Lessons on alternative data and lending with Conductiv

In the early stages of the Covid-19 pandemic, traditional banks encountered a sudden need to digitize. These institutions had to turn to new technologies to replace the in-person services that were no longer available under lockdown. 

To Gopal Swamy, CEO and Founder of Conductiv, this presented an opportunity to not just digitize banks’ lending decision-making processes, but to help them improve  the process and equity in lending by leveraging alternative data sources. 

In a conversation with The Financial Revolutionist, Swamy, along with Zach Lambert, Head of Product at Conductiv, outlines what Conductiv does, and how the team went about building their product. 

What

Conductiv aggregates permissioned-data providers—including account data, income data, utility payment data, static and dynamic identity data—to provide an API and platform for smaller lenders, which they can use to augment lending/decisioning processes. Conductiv also offers comprehensive data-visualization capabilities for lenders 

Why

Credit scores provide an incomplete, and often exclusionary, image of an applicant, and small lenders lack the bigger picture now increasingly accessible to larger players. 

“We're driving efficiency within the bank or the lender, but also driving equity in lending,” Swamy said. “Those are the forces that are coming together.”

Lambert also cited the long-term failure of financial inclusion in the U.S. Conductiv can lessen risk and boost ROI, while bringing more people into the fold. 

How

Conductiv followed a Lean UX approach by presenting a bare-bones MVP to gauge market interest, highlighting the visualization possibilities of their product first and then building out from there. 

The team started just with an API—a single API call to their client, and a single webhook on Conductiv’s side that the client can call back to. “What is the minimal lift for the client so we can integrate quickly and get up in terms of operations?” Lambert asked. 

But Conductiv soon learned that, if you’re talking about an endpoint with a financial institution, then they’re relatively technologically sophisticated.
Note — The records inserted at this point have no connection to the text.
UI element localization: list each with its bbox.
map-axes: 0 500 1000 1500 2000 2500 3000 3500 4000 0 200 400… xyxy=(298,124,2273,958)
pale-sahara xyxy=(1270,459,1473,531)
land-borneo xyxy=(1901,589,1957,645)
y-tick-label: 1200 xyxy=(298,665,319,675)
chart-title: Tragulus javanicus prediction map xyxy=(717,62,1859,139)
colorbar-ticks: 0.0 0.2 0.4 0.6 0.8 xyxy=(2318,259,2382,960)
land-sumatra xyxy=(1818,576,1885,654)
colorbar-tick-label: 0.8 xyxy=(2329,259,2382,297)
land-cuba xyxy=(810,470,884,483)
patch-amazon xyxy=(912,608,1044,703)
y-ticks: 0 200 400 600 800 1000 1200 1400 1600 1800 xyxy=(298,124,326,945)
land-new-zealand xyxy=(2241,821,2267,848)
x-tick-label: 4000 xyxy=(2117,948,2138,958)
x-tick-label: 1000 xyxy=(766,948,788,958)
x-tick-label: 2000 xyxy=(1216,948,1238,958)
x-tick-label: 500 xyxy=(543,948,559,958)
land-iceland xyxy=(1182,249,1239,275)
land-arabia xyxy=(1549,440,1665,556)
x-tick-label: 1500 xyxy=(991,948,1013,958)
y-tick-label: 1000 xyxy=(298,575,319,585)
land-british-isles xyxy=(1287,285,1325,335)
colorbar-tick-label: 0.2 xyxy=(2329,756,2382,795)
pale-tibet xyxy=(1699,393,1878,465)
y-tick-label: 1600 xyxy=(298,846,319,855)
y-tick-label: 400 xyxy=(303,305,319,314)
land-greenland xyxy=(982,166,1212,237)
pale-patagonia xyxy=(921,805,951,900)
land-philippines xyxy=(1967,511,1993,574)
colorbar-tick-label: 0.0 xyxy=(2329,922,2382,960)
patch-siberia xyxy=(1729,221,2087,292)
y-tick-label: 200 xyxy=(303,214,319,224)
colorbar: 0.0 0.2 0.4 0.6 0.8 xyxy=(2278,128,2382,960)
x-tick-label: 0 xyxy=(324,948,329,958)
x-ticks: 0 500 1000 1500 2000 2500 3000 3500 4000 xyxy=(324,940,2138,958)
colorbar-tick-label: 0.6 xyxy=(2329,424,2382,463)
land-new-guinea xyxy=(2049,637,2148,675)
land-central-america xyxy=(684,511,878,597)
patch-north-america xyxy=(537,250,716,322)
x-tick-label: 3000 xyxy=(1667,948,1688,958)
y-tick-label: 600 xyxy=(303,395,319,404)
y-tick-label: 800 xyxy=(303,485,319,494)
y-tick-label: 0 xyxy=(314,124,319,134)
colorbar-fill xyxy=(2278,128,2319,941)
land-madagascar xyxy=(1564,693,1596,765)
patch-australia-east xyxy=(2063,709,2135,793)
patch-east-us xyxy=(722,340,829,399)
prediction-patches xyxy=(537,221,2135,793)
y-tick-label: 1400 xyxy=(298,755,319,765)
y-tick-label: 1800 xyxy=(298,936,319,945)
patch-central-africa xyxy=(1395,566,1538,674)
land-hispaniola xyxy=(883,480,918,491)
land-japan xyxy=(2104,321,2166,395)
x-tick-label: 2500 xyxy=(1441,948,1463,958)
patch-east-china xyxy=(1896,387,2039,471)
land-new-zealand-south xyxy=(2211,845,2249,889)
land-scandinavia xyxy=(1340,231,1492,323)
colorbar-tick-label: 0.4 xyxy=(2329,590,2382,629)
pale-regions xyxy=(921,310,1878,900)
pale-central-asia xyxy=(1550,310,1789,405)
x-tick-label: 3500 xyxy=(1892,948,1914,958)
Some banks lack API capabilities, which compelled Conductiv to create a standalone platform that banks can opt into using as well. 

Across the board, Conductiv worked in Angular with Java microservices on the backend, and are now switching from Angular to React as they scale and hire more employees, given that React is a more common language among engineers. 

Conductiv declined to name all the alternative data sources it aggregates, but think of household fintechs like Socure and Plaid. Lambert said they use a champion-challenger methodology (think “king of the hill” but with software) instead of A/B testing to determine the best data source to integrate with.

The team also uses JIRA for product management, Confluence for documentation, Figma for design, and Slack for communication. The team uses AWS for cloud hosting and for pushing their code live. They’re looking into Sagemaker for machine-learning possibilities. 

Looking back

“I wish we had found a way to get more customer feedback more quickly,” Lambert said. “There are ways to get feedback on your product from different stakeholders that aren't necessarily a paying customer yet, but you want to take it with a massive grain of salt, because what you really want to do is value the person who's willing to pay for your product over someone just giving you advice.” Lambert said he’s excited for rapid iteration based on real customer feedback as Conductiv grows. 

“Repeatability: that’s our mantra,” Swamy said. “We focus on repeatable processes; don't do goofy things with the product, no one-off customizations or bad architectural decisions.”